Полдень. В сарае мычит корова. В стадо ее не пустили: возвращаясь с выпаса, она — потому, наверное, что слепа на один глаз, — разбила рогом стекло в вагоне конки, и дед, очень расстроенный, вынужден был уплатить рубль штрафа.

Мать хлопотала на кухне, высокой, с открытым дымоходом. Я играл на террасе, складывая горкой подушки. Бабушка старательно — уже в который раз за день! — подметала тесный, продолговатый двор. Покончив с уборкой, она взошла на террасу, заглянула в зыбку, пристроенную между двух столбов, и вдруг закричала истошно:

— О, горе мне!.. Шаходат! Скорее сюда!..

Из кухни прибегает мать. Я тоже подхожу к зыбке. Мертвенно-бледное с желтизной лицо больного младшего братишки, его странно открытые неподвижные глаза вызывают невольный страх. Лицо матери становится песчано-серым, глаза наполняются слезами. Бабушка дрожащими пальцами проводит легонько по векам ребенка.

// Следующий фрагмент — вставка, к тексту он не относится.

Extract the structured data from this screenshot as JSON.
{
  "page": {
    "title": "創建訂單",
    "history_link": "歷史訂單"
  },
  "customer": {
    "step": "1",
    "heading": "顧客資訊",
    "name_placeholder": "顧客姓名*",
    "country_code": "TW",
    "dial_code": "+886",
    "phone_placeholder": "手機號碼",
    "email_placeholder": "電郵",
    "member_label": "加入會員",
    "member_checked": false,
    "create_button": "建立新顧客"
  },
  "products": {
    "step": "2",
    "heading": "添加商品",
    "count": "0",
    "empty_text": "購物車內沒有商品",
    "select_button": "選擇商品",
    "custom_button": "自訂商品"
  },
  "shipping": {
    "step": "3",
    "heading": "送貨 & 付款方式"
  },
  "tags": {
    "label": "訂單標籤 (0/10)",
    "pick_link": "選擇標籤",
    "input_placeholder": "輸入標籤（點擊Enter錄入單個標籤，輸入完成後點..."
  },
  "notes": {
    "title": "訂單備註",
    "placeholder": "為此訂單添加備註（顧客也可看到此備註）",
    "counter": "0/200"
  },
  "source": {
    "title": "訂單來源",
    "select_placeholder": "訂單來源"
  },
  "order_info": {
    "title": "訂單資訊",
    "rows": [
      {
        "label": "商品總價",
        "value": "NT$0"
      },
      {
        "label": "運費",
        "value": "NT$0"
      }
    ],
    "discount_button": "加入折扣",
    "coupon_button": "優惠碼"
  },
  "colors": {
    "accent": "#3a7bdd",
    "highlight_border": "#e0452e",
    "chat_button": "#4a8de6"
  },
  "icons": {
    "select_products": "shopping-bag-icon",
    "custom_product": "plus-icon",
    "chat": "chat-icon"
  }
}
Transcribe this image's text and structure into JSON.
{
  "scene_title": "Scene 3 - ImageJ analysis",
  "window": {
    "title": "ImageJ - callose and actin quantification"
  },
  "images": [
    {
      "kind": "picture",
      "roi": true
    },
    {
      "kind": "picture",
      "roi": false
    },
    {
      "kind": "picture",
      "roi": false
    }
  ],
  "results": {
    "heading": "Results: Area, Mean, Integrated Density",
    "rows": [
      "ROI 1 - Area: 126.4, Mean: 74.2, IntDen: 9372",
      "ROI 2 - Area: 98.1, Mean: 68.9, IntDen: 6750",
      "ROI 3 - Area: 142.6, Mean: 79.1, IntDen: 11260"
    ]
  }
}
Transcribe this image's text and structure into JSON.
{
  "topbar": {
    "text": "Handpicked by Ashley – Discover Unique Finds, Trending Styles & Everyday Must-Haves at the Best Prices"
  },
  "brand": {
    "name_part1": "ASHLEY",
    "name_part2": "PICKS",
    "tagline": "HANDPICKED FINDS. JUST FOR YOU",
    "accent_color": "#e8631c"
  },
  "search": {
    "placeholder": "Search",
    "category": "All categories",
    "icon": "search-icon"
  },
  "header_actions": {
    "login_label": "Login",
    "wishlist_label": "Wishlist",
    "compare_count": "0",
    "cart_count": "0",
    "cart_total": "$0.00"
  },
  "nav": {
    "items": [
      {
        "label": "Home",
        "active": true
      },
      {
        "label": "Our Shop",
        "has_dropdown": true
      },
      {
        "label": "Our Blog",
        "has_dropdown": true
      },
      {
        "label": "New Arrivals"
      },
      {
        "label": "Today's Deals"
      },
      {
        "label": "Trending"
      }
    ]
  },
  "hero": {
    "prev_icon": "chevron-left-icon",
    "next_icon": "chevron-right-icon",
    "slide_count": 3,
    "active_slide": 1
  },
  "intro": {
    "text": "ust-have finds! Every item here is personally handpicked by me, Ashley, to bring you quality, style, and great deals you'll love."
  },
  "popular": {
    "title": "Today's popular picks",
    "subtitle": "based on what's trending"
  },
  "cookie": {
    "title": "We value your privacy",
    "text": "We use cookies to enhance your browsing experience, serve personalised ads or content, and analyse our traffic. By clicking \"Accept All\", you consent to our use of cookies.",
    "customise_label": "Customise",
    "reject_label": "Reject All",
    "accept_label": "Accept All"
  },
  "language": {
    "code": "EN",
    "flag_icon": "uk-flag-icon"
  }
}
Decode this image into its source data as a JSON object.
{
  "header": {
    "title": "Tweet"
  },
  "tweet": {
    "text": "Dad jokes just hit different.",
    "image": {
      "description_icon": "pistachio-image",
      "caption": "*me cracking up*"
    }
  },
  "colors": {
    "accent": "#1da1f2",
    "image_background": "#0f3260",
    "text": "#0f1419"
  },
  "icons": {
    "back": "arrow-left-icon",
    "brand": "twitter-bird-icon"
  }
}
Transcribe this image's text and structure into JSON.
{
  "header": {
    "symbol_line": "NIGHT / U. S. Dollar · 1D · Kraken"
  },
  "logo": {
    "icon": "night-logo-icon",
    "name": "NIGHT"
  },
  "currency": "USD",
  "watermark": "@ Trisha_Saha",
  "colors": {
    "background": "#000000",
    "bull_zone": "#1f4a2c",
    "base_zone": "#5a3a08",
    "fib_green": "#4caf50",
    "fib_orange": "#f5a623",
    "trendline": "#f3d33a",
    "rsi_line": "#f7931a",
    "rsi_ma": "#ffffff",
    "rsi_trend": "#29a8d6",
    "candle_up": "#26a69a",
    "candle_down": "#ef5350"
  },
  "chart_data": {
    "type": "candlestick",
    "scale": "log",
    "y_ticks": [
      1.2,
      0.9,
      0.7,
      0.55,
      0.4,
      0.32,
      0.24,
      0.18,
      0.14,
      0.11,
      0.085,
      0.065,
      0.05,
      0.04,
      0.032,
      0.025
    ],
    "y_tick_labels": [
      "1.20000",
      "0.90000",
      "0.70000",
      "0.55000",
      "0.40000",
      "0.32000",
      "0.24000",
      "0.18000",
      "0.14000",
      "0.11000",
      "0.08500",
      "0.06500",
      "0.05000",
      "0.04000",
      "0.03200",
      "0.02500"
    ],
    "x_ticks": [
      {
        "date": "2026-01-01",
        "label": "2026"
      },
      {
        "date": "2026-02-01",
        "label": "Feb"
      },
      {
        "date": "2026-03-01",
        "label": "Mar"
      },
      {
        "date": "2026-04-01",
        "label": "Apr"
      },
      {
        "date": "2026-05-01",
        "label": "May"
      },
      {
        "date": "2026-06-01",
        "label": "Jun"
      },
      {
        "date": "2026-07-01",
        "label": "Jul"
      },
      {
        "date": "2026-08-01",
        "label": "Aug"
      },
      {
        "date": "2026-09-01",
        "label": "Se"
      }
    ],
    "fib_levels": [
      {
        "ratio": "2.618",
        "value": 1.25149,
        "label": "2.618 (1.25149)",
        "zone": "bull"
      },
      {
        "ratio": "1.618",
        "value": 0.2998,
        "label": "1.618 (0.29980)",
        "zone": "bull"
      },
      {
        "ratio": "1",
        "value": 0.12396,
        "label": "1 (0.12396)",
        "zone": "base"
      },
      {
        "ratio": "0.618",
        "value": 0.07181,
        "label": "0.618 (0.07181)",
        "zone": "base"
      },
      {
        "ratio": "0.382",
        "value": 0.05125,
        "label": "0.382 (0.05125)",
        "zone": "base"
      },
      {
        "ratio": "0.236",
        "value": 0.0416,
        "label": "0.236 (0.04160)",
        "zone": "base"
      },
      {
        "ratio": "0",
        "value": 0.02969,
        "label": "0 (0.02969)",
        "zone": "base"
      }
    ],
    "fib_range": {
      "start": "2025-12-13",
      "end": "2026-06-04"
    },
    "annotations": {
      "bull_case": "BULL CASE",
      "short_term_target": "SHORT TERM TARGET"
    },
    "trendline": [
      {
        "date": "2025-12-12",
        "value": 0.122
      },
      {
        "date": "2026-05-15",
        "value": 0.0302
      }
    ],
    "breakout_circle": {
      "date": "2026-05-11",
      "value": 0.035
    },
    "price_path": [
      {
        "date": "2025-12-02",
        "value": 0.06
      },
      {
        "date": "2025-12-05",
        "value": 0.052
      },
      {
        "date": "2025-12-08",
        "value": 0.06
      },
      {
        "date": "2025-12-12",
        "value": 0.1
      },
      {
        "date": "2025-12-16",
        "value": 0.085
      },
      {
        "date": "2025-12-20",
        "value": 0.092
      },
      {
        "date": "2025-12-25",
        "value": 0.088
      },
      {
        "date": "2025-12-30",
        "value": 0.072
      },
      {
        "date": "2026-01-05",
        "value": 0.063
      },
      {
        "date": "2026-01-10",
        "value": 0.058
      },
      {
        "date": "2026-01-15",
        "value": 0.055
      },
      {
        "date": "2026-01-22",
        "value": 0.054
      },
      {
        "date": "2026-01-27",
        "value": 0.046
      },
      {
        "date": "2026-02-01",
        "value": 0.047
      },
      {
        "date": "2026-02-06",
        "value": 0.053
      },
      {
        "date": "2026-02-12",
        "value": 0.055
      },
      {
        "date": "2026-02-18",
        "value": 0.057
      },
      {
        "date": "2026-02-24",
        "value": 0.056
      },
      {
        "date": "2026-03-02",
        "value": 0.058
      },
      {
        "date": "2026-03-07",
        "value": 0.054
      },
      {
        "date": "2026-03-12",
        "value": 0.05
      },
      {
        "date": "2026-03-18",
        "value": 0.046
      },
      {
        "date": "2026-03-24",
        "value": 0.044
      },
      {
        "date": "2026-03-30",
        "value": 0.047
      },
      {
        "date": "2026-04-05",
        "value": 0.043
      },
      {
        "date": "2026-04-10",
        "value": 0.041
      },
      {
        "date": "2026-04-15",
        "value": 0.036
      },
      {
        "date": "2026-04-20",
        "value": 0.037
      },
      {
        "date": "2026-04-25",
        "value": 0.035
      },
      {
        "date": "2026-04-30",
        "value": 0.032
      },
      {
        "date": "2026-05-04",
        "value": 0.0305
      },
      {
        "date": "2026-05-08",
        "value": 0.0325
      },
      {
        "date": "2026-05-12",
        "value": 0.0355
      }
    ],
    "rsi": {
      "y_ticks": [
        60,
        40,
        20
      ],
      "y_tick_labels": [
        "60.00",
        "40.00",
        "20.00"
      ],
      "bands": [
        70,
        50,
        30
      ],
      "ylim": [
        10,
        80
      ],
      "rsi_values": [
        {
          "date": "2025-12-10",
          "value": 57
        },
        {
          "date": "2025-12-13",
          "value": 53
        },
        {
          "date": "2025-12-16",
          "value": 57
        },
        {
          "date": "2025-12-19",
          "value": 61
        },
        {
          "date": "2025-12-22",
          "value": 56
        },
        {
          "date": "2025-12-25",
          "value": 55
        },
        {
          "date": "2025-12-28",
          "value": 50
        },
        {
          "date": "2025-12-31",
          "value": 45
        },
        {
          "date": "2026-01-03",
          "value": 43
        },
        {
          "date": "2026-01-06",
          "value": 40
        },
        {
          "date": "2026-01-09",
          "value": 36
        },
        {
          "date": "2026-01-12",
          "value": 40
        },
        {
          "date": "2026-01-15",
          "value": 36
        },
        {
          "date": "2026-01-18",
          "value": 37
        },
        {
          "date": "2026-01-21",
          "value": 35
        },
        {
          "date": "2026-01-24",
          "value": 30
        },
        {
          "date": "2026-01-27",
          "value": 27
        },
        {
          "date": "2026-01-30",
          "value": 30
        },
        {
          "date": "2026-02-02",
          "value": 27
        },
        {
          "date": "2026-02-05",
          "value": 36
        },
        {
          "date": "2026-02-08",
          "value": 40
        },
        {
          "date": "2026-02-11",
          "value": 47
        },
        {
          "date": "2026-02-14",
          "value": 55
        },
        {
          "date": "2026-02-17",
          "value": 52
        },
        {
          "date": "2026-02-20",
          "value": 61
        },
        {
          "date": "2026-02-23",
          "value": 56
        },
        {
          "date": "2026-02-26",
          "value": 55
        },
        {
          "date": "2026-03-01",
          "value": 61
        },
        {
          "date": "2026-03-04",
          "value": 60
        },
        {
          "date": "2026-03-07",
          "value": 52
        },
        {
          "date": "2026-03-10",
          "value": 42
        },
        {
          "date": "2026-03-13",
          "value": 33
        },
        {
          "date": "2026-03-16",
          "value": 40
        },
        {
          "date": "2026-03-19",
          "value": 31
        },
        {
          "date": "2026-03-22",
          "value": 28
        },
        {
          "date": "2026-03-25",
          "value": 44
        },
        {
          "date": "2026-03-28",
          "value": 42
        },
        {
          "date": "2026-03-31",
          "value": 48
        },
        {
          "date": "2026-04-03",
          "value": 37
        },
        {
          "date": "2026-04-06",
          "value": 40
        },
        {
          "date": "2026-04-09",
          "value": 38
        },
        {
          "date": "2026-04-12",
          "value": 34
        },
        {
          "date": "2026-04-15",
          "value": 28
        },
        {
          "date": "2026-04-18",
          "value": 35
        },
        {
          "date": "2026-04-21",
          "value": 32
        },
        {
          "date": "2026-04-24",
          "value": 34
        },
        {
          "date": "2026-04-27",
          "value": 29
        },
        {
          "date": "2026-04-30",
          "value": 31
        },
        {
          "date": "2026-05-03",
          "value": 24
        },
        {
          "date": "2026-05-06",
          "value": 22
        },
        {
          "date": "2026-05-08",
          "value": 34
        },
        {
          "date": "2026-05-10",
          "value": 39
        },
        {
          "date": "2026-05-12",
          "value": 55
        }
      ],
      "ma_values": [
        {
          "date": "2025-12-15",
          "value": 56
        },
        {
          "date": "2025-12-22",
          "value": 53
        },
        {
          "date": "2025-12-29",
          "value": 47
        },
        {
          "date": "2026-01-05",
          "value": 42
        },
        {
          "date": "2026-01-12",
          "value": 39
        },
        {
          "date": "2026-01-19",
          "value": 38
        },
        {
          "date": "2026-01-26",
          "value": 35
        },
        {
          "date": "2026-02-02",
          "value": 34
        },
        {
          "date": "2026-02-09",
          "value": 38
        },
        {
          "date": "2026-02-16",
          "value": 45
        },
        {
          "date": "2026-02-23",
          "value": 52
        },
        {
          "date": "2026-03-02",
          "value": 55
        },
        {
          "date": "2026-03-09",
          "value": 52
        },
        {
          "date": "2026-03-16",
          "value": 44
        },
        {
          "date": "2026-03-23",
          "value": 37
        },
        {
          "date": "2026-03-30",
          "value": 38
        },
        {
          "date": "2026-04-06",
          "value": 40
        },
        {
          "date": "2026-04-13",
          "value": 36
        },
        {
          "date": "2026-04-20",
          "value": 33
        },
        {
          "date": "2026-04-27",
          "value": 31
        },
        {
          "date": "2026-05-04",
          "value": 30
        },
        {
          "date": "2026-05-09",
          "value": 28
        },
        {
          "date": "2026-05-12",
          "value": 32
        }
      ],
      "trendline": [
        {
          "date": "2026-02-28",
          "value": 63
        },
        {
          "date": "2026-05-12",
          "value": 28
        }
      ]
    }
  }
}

Немного времени спустя приходят соседи. Дедушка, не в силах сдержать себя, плачет навзрыд, тяжело, опершись на палку. Я стою, бледный, подавленный, низко опустив голову. Как-то пусто вдруг стало кругом, все казалось холодным, неприветливым…

* * *

Как-то вечером с улицы неожиданно донесся рев верблюдов, послышались громкие незнакомые голоса. Старший брат метнулся к калитке, я припустил вслед за ним.

В тесной, кривой улочке, как в мышеловке, сгрудилось много верблюдов с тяжелыми вьюками. Разбрасывая во все стороны пену с губ, они сердито мотали головами, отчего подвешенные к шее большущие, с кумган, ботала звонко гремели. Незнакомые люди, рослые, в рваной одежде, покрикивая «чих-чих!», укладывали передних верблюдов на колени.